Deep learning (aprendizaje profundo)

Deep learning es un subconjunto del machine learning que utiliza redes neuronales artificiales con múltiples capas para aprender representaciones complejas de los datos. Estas arquitecturas permiten al modelo identificar características relevantes por sí mismas en lugar de depender de ingeniería manual de rasgos.

Los modelos de deep learning suelen necesitar grandes cantidades de datos y tiempo de entrenamiento, lo que puede elevar costos y requerir mayor infraestructura. Su aplicación es común en visión por computador, procesamiento de lenguaje natural y reconocimiento de voz.

Diffusion (modelos de difusión)

Los modelos de difusión son la tecnología detrás de muchas herramientas de generación de imágenes, audio y otros contenidos creativos. Inspirados en procesos físicos, estos sistemas comienzan añadiendo ruido de forma progresiva a un dato (por ejemplo, una imagen) hasta que su estructura se disuelve. Luego aprenden a invertir ese proceso para generar nuevos ejemplos.

Los modelos de difusión han impulsado gran parte del avance en generación multimodal —desde arte hasta música— y plantean preguntas relevantes sobre derechos de autor, uso de datos de entrenamiento y calidad del contenido generado.

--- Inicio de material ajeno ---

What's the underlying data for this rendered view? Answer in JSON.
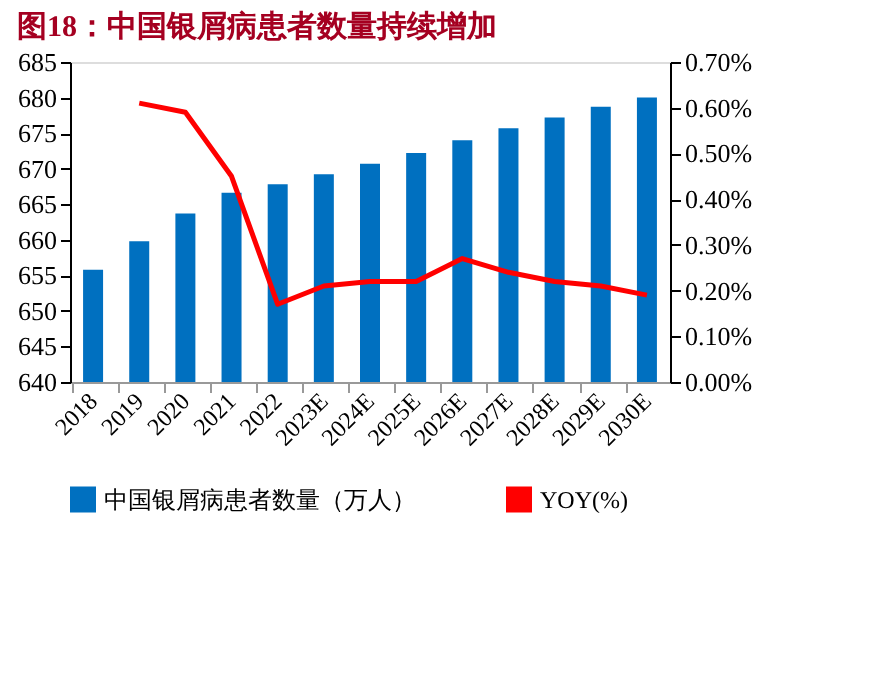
{
  "chart_data": {
    "type": "bar",
    "title": "图18：中国银屑病患者数量持续增加",
    "categories": [
      "2018",
      "2019",
      "2020",
      "2021",
      "2022",
      "2023E",
      "2024E",
      "2025E",
      "2026E",
      "2027E",
      "2028E",
      "2029E",
      "2030E"
    ],
    "series": [
      {
        "name": "中国银屑病患者数量（万人）",
        "color": "#0070c0",
        "values": [
          655.8,
          659.8,
          663.7,
          666.6,
          667.8,
          669.2,
          670.7,
          672.2,
          674.0,
          675.7,
          677.2,
          678.7,
          680.0
        ]
      },
      {
        "name": "YOY(%)",
        "type": "line",
        "axis": "y2",
        "color": "#ff0000",
        "values": [
          null,
          0.61,
          0.59,
          0.45,
          0.17,
          0.21,
          0.22,
          0.22,
          0.27,
          0.24,
          0.22,
          0.21,
          0.19
        ]
      }
    ],
    "ylim": [
      640,
      685
    ],
    "yticks": [
      640,
      645,
      650,
      655,
      660,
      665,
      670,
      675,
      680,
      685
    ],
    "y2lim": [
      0,
      0.7
    ],
    "y2ticks": [
      {
        "value": 0,
        "label": "0.00%"
      },
      {
        "value": 0.1,
        "label": "0.10%"
      },
      {
        "value": 0.2,
        "label": "0.20%"
      },
      {
        "value": 0.3,
        "label": "0.30%"
      },
      {
        "value": 0.4,
        "label": "0.40%"
      },
      {
        "value": 0.5,
        "label": "0.50%"
      },
      {
        "value": 0.6,
        "label": "0.60%"
      },
      {
        "value": 0.7,
        "label": "0.70%"
      }
    ],
    "grid": false,
    "legend": "bottom",
    "line_style": "solid",
    "marker": "none"
  }
}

Cómo usar este vocabulario en la toma de decisiones

  • No confundan términos técnicos con promesas operativas: conceptos como AGI son útiles para el debate estratégico, pero las decisiones del día a día suelen depender de capacidades prácticas (agentes, modelos de lenguaje, capacidades de compute).
  • Evalúen riesgos y gobernanza desde el inicio: cuando un sistema puede actuar sobre APIs o acceder a datos sensibles, la seguridad, privacidad y trazabilidad se vuelven prioritarias.
  • Adopten pilotos controlados: los agentes y coding agents ofrecen eficiencia, pero requieren marcos de validación y revisiones humanas.
  • Consideren la infraestructura y la regulación local: en América Latina, temas como soberanía de datos, latencia y costos de nube son decisivos.

Conclusión

Entender estos términos facilita conversaciones productivas entre áreas técnicas y de negocio. La IA evoluciona rápido y el lenguaje cambiará con ella; este glosario sirve como punto de partida para que líderes en la región evalúen oportunidades, riesgos y prioridades sin quedar atrapados por la jerga.